Dia juga menambahkan, nama depan seseorang yang menggunakan nama binatang seperti Gajah, Menjangan, Macan, dan Tikus, pada era Kediri-Majapahit mengindikasikan golongan kasta ksatria. Bisa juga karena berprofesi sebagai tentara.

Salah satu pendapat menambahkan bahwa titel mekasirkasir pada prasasti di Kediri itu ada karena golongan panji-panjian seseorang ditandai dengan lambang bergambar binatang.

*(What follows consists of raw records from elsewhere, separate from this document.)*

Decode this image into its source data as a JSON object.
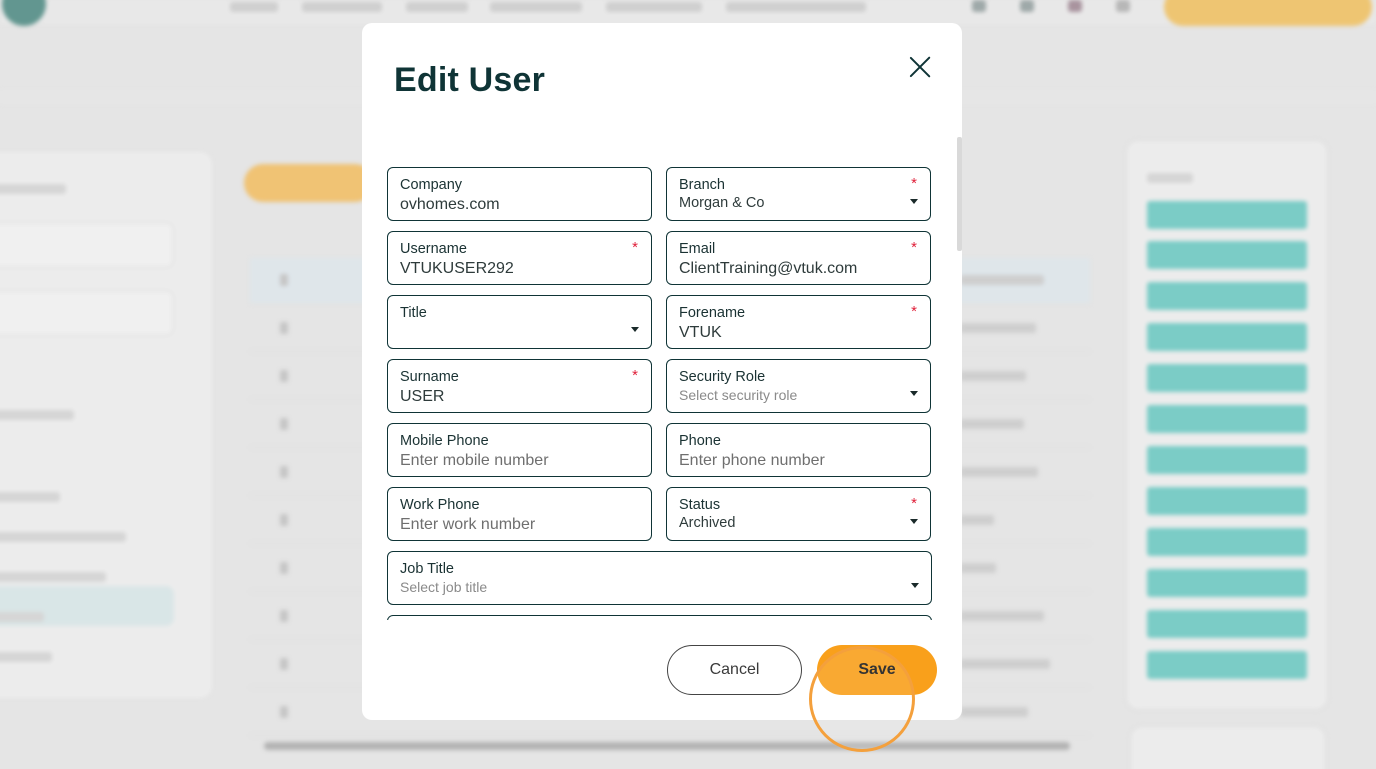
{
  "modal": {
    "title": "Edit User",
    "fields": {
      "company": {
        "label": "Company",
        "value": "ovhomes.com"
      },
      "branch": {
        "label": "Branch",
        "value": "Morgan & Co",
        "required": "*"
      },
      "username": {
        "label": "Username",
        "value": "VTUKUSER292",
        "required": "*"
      },
      "email": {
        "label": "Email",
        "value": "ClientTraining@vtuk.com",
        "required": "*"
      },
      "title": {
        "label": "Title",
        "value": ""
      },
      "forename": {
        "label": "Forename",
        "value": "VTUK",
        "required": "*"
      },
      "surname": {
        "label": "Surname",
        "value": "USER",
        "required": "*"
      },
      "security_role": {
        "label": "Security Role",
        "placeholder": "Select security role"
      },
      "mobile_phone": {
        "label": "Mobile Phone",
        "placeholder": "Enter mobile number"
      },
      "phone": {
        "label": "Phone",
        "placeholder": "Enter phone number"
      },
      "work_phone": {
        "label": "Work Phone",
        "placeholder": "Enter work number"
      },
      "status": {
        "label": "Status",
        "value": "Archived",
        "required": "*"
      },
      "job_title": {
        "label": "Job Title",
        "placeholder": "Select job title"
      }
    },
    "buttons": {
      "cancel": "Cancel",
      "save": "Save"
    }
  },
  "colors": {
    "accent": "#f9a01b",
    "heading": "#0f3436",
    "required": "#e0203a",
    "teal": "#44c0b7"
  }
}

Lalu, dari mana Gajah Mada mendapat namanya? Berdasarkan tulisan Agus Aris Munandar, guru besar UI di bidang arkeologi, pada 2010 silam, nama binatang yang dipakai sebagai nama depan merupakan representasi hewan tunggangan dewa Hindu, yakni Airawata, yang merupakan tunggangan dewa Indra.

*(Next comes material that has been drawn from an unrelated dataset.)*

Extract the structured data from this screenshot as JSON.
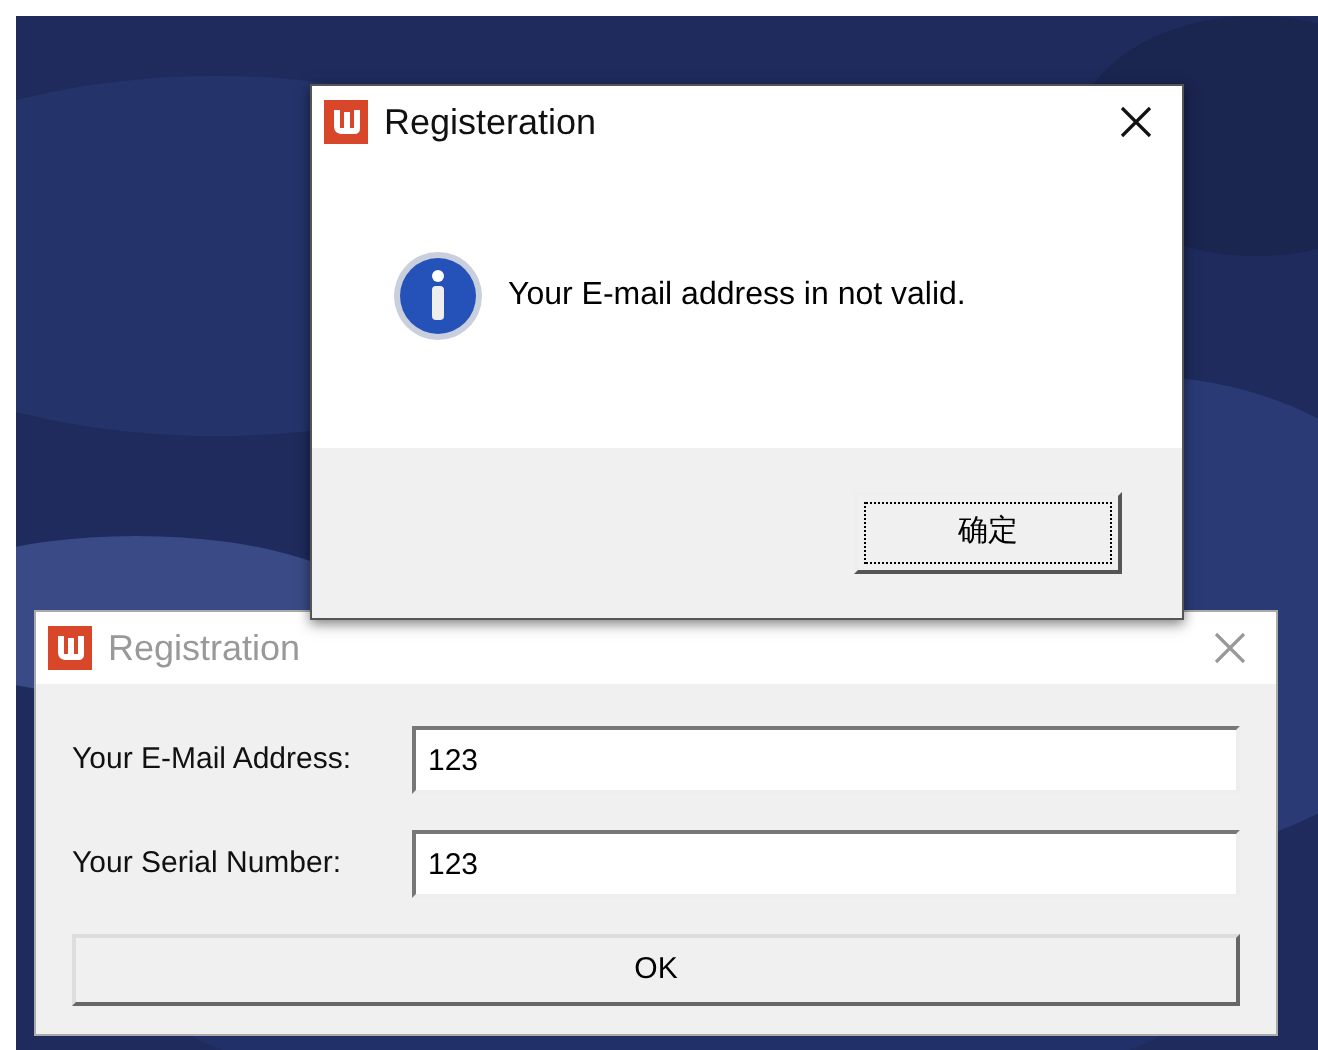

Kalau melihat lambang kerajaan Majapahit, kamu bakal menemukan gambar dewa-dewa Hindu. Jadi, pendapat ini cukup masuk akal.

Mayoritas Binatang Penghuni Ekosistem Jawa

Ilustrasi macan Jawa. (kids.nationalgeographic)

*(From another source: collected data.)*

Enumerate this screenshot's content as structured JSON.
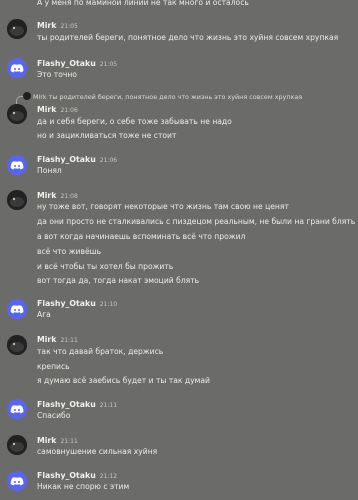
{
  "colors": {
    "background": "#6b6c69",
    "discord_blurple": "#5865f2",
    "text": "#eceee9"
  },
  "top_line": "А у меня по маминой линии не так много и осталось",
  "messages": [
    {
      "author": "Mirk",
      "time": "21:05",
      "avatar": "mirk-avatar",
      "lines": [
        "ты родителей береги, понятное дело что жизнь это хуйня совсем хрупкая"
      ]
    },
    {
      "author": "Flashy_Otaku",
      "time": "21:05",
      "avatar": "discord-logo-avatar",
      "lines": [
        "Это точно"
      ]
    },
    {
      "reply_to": {
        "author": "Mirk",
        "text": "ты родителей береги, понятное дело что жизнь это хуйня совсем хрупкая"
      },
      "author": "Mirk",
      "time": "21:06",
      "avatar": "mirk-avatar",
      "lines": [
        "да и себя береги, о себе тоже забывать не надо",
        "но и зацикливаться тоже не стоит"
      ]
    },
    {
      "author": "Flashy_Otaku",
      "time": "21:06",
      "avatar": "discord-logo-avatar",
      "lines": [
        "Понял"
      ]
    },
    {
      "author": "Mirk",
      "time": "21:08",
      "avatar": "mirk-avatar",
      "lines": [
        "ну тоже вот, говорят некоторые что жизнь там свою не ценят",
        "да они просто не сталкивались с пиздецом реальным, не были на грани блять",
        "а вот когда начинаешь вспоминать всё что прожил",
        "всё что живёшь",
        "и всё чтобы ты хотел бы прожить",
        "вот тогда да, тогда накат эмоций блять"
      ]
    },
    {
      "author": "Flashy_Otaku",
      "time": "21:10",
      "avatar": "discord-logo-avatar",
      "lines": [
        "Ага"
      ]
    },
    {
      "author": "Mirk",
      "time": "21:11",
      "avatar": "mirk-avatar",
      "lines": [
        "так что давай браток, держись",
        "крепись",
        "я думаю всё заебись будет и ты так думай"
      ]
    },
    {
      "author": "Flashy_Otaku",
      "time": "21:11",
      "avatar": "discord-logo-avatar",
      "lines": [
        "Спасибо"
      ]
    },
    {
      "author": "Mirk",
      "time": "21:11",
      "avatar": "mirk-avatar",
      "lines": [
        "самовнушение сильная хуйня"
      ]
    },
    {
      "author": "Flashy_Otaku",
      "time": "21:12",
      "avatar": "discord-logo-avatar",
      "lines": [
        "Никак не спорю с этим"
      ]
    }
  ]
}
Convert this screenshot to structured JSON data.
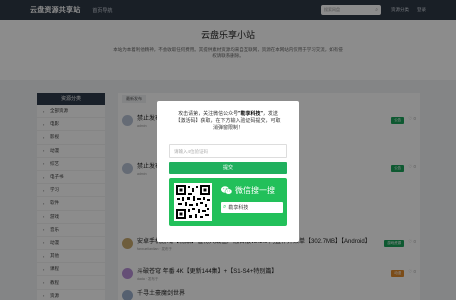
{
  "topbar": {
    "logo": "云盘资源共享站",
    "home": "首页导航",
    "search_placeholder": "搜索网盘",
    "links": [
      "资源分类",
      "登录"
    ]
  },
  "hero": {
    "title": "云盘乐享小站",
    "desc": "本站为本着利他精神，不会收取任何费用。其提供素材资源均来自互联网，资源在本网站内仅用于学习交流，如有侵权请联系删除。"
  },
  "sidebar": {
    "head": "资源分类",
    "items": [
      "全部资源",
      "电影",
      "影视",
      "动漫",
      "综艺",
      "电子书",
      "学习",
      "软件",
      "游戏",
      "音乐",
      "动漫",
      "其他",
      "课程",
      "教程",
      "资源",
      "教程"
    ]
  },
  "filter": {
    "label": "最新发布"
  },
  "rows": [
    {
      "title": "禁止发布",
      "meta": "admin",
      "badge": "公告",
      "badge_color": "#1aa35a",
      "likes": "0"
    },
    {
      "title": "禁止发布",
      "meta": "admin",
      "badge": "公告",
      "badge_color": "#1aa35a",
      "likes": "0"
    },
    {
      "title": "安卓手机游戏【精品】植物大战僵尸融合版v2.1.6 内置作弊菜单【302.7MB】【Android】",
      "meta": "fanxuelianlian · 发布于",
      "badge": "游戏资源",
      "badge_color": "#1aa35a",
      "likes": "0"
    },
    {
      "title": "斗破苍穹 年番 4K【更新144集】+【S1-S4+特别篇】",
      "meta": "dada · 发布于",
      "badge": "动漫",
      "badge_color": "#e08a2c",
      "likes": "0"
    },
    {
      "title": "千寻土豪魔剑世界",
      "meta": "",
      "badge": "",
      "badge_color": "#e08a2c",
      "likes": ""
    }
  ],
  "modal": {
    "line1_pre": "攻击请第，关注微信公众号",
    "line1_brand": "\"勒享科技\"",
    "line1_post": "，发送",
    "line2": "【激活码】获取，在下方输入验证码提交，可取",
    "line3": "消弹窗限制！",
    "input_placeholder": "请输入4位验证码",
    "submit_label": "提交",
    "wechat_title": "微信搜一搜",
    "wechat_account": "勒享科技"
  },
  "colors": {
    "topbar": "#2f3946",
    "accent": "#20b05e",
    "wechat": "#22c05a"
  }
}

Sasongko berkesimpulan bahwa nama hewan yang dipakai sebagai nama diri berasal dari hewan yang menghuni bumi Jawa.

Dalam temuannya, nama binatang yang paling banyak dipakai sebagai nama diri adalah Kebo, Gajah, Gagak, Lembu, Macan, Menjangan, Minda, Banyak, Bandeng, Iwak, Katak, Kuda, Layar, Tikus, Anjing, Asu, Babi, Burung, Hayam, Kadal, Kancil, Kura, Lele, dan Lutung.

“Menurut saya, ekosistem tampaknya cukup berpengaruh dalam kemunculan fenomena ini,” ujar Sasongko.

Ada juga nama-nama hewan yang terpengaruh dari kebudayaan India seperti Makara, Naga, Sinha, dan Mahisya. Nggak cuma faktor ekosistem, budaya agrikultur yang dijalankan masyarakat Jawa Kuno kala itu juga turut memberi pengaruh. Buktinya, banyak nama seperti Kebo, Sapi, Minda, Lembu, Banyak, Hayam, Babi, dan sebagainya yang dipakai.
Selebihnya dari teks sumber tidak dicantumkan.